Helping paediatric rheumatology patients transition to adult care

Case Study Submitted by: Hoh Sook Fun
Country: Singapore

The Paediatric Rheumatology and Immunology service at the KK Women’s and Children’s Hospital (KKH) – the largest hospital specializing in the care for women and children’s health in Singapore – was established in January 2009. The multidisciplinary team of paediatric rheumatologists, paediatric rheumatology nurses, medical social workers, pharmacists, physiotherapists, occupational therapists and research coordinators, work together to provide patient-centred care with the aim to achieve excellence in clinical, education and research, and to be a centre of excellence in paediatric rheumatology.

The majority of the childhood onset rheumatic diseases often continue into adulthood and patients are transferred from KKH to an adult hospital once they turn 17 years old. The sudden transfer of care from a paediatric to an adult setting can be disorienting and sometimes results in poor compliance and loss of follow-up, impairing overall clinical outcomes, psychosocial health and medical costs.

Care for adolescents/youths, especially during transition from a paediatric healthcare system to an adult healthcare system, is crucial. However, transition care is never easy in healthcare as it requires a lot of patience, care, understanding and coordination within a multidisciplinary team of healthcare professionals, patients and parents/ caregivers. Adolescents or youths with rheumatic diseases need help and support from expert healthcare professionals to ease this transition.

In view of these challenges, KKH developed the nurse-led Paediatric Rheumatology Transition Program (PRTP) in 2016, which aims to access and ensure transition readiness, provide guidance and promote independence of adolescents transitioning to an adult model of care.

The PRTP programme consists of six core elements: transition policy; planning; readiness assessment; transfer of care; tracking and monitoring; and transfer completion and programme evaluation. Parents are informed and involved in the preparation and completion phase of transition.

Once the patient is in clinical remission and reaches 15 years old, preparation processes focusing on medical condition and medications, and empowering for independence are implemented. At the age of 17, the process of transition readiness assessment (TRA) is applied. The assessment is composed of four components: transition-importance, transition-confidence, medical/healthcare knowledge, and transition readiness assessment questionnaire.

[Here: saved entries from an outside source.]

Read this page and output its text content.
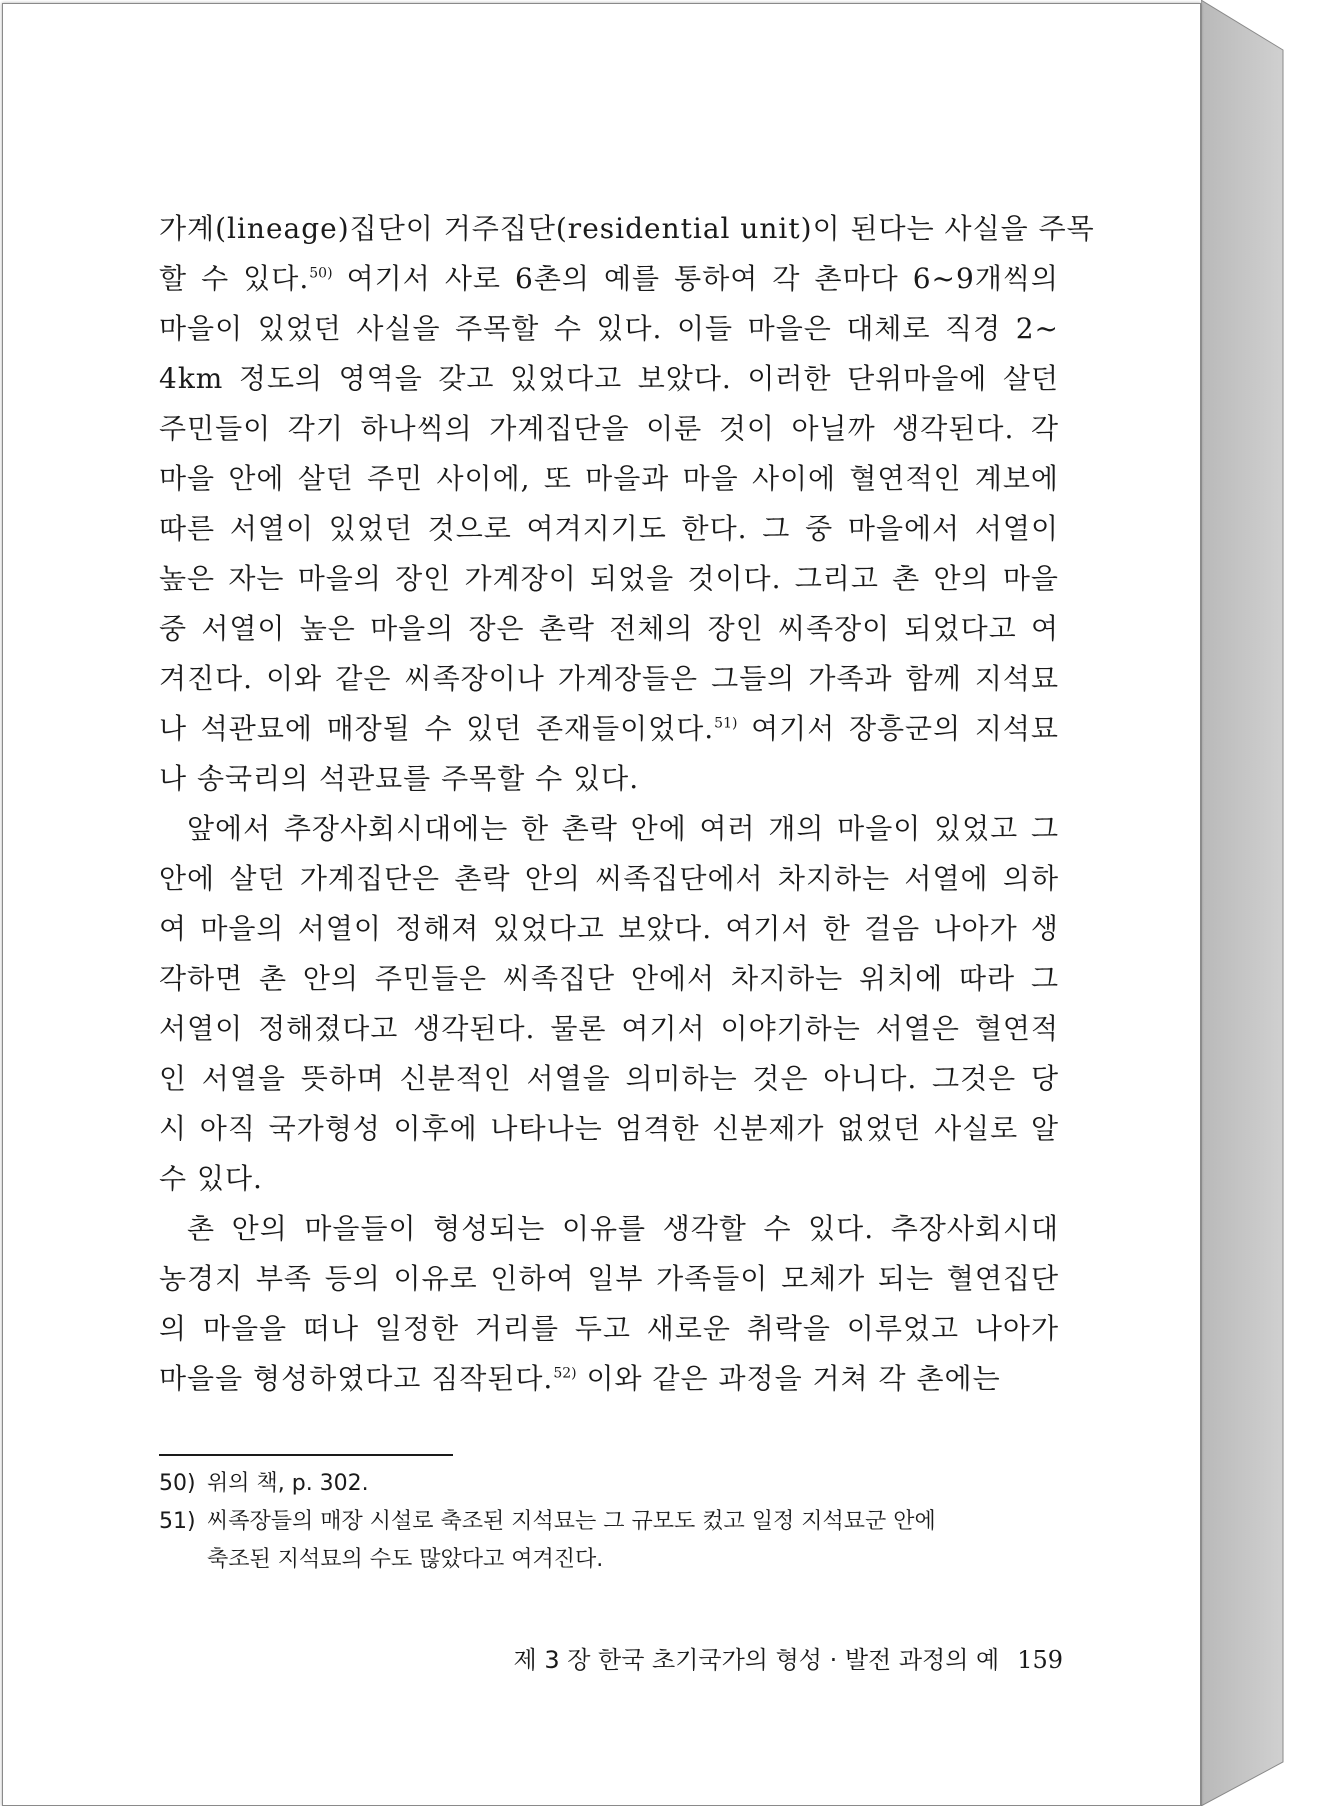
가계(lineage)집단이 거주집단(residential unit)이 된다는 사실을 주목
할 수 있다.$^{50)}$ 여기서 사로 6촌의 예를 통하여 각 촌마다 6~9개씩의
마을이 있었던 사실을 주목할 수 있다. 이들 마을은 대체로 직경 2~
4km 정도의 영역을 갖고 있었다고 보았다. 이러한 단위마을에 살던
주민들이 각기 하나씩의 가계집단을 이룬 것이 아닐까 생각된다. 각
마을 안에 살던 주민 사이에, 또 마을과 마을 사이에 혈연적인 계보에
따른 서열이 있었던 것으로 여겨지기도 한다. 그 중 마을에서 서열이
높은 자는 마을의 장인 가계장이 되었을 것이다. 그리고 촌 안의 마을
중 서열이 높은 마을의 장은 촌락 전체의 장인 씨족장이 되었다고 여
겨진다. 이와 같은 씨족장이나 가계장들은 그들의 가족과 함께 지석묘
나 석관묘에 매장될 수 있던 존재들이었다.$^{51)}$ 여기서 장흥군의 지석묘
나 송국리의 석관묘를 주목할 수 있다.
앞에서 추장사회시대에는 한 촌락 안에 여러 개의 마을이 있었고 그
안에 살던 가계집단은 촌락 안의 씨족집단에서 차지하는 서열에 의하
여 마을의 서열이 정해져 있었다고 보았다. 여기서 한 걸음 나아가 생
각하면 촌 안의 주민들은 씨족집단 안에서 차지하는 위치에 따라 그
서열이 정해졌다고 생각된다. 물론 여기서 이야기하는 서열은 혈연적
인 서열을 뜻하며 신분적인 서열을 의미하는 것은 아니다. 그것은 당
시 아직 국가형성 이후에 나타나는 엄격한 신분제가 없었던 사실로 알
수 있다.
촌 안의 마을들이 형성되는 이유를 생각할 수 있다. 추장사회시대
농경지 부족 등의 이유로 인하여 일부 가족들이 모체가 되는 혈연집단
의 마을을 떠나 일정한 거리를 두고 새로운 취락을 이루었고 나아가
마을을 형성하였다고 짐작된다.$^{52)}$ 이와 같은 과정을 거쳐 각 촌에는
50) 위의 책, p. 302.
51) 씨족장들의 매장 시설로 축조된 지석묘는 그 규모도 컸고 일정 지석묘군 안에
축조된 지석묘의 수도 많았다고 여겨진다.
제 3 장 한국 초기국가의 형성 · 발전 과정의 예 159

Implementation of the TRA enables the paediatric rheumatology team to learn and understand local youths’ perception and readiness for adult transition process as well as to guide individualised counselling to patients who are ready to be transited.

Should the patients require any further psychosocial counselling and/or financial assistance, they are put in touch with medical social workers (MSW) who liaise directly with adult MSW to provide seamless transition of care to the adult hospital.

The transfer of patients to the adult health care system takes place once patients are in clinical remission and deemed psychosocially ready. The Paediatric Rheumatology team remains in contact with the adult healthcare service and offers continuous support to patients and adult healthcare professionals within the first year of transition. Evaluation and enhancement of the programme are conducted via feedback from patients and adult healthcare providers, as well as data analysis. Successful transition is defined as complete compliance with every adult Rheumatology appointment during the first year of transition.

To date, PRTP has transitioned 169 patients; 95% of whom were successfully transited and 5% who defaulted at the first-appointment or attended the first appointment but defaulted subsequently. With further counselling and coordination with the adult rheumatology team, all patients were back in the adult healthcare system with no major flare of the disease during the first year of transition. With targeted education, guidance and counselling, the patient’s confidence level and knowledge on medical/healthcare was significantly improved. Positive feedback and compliments were reported by transited patients and other subspecialties.

Rheumatology nurses have a pivotal role in accessing, providing information and guidance to patients in order to attain the developmental competencies and demonstrate their readiness to start the transition to the adult healthcare system. A well-planned structured multidisciplinary transition programme with continual support, close follow-up and understanding is essential in achieving an effective and successful transition.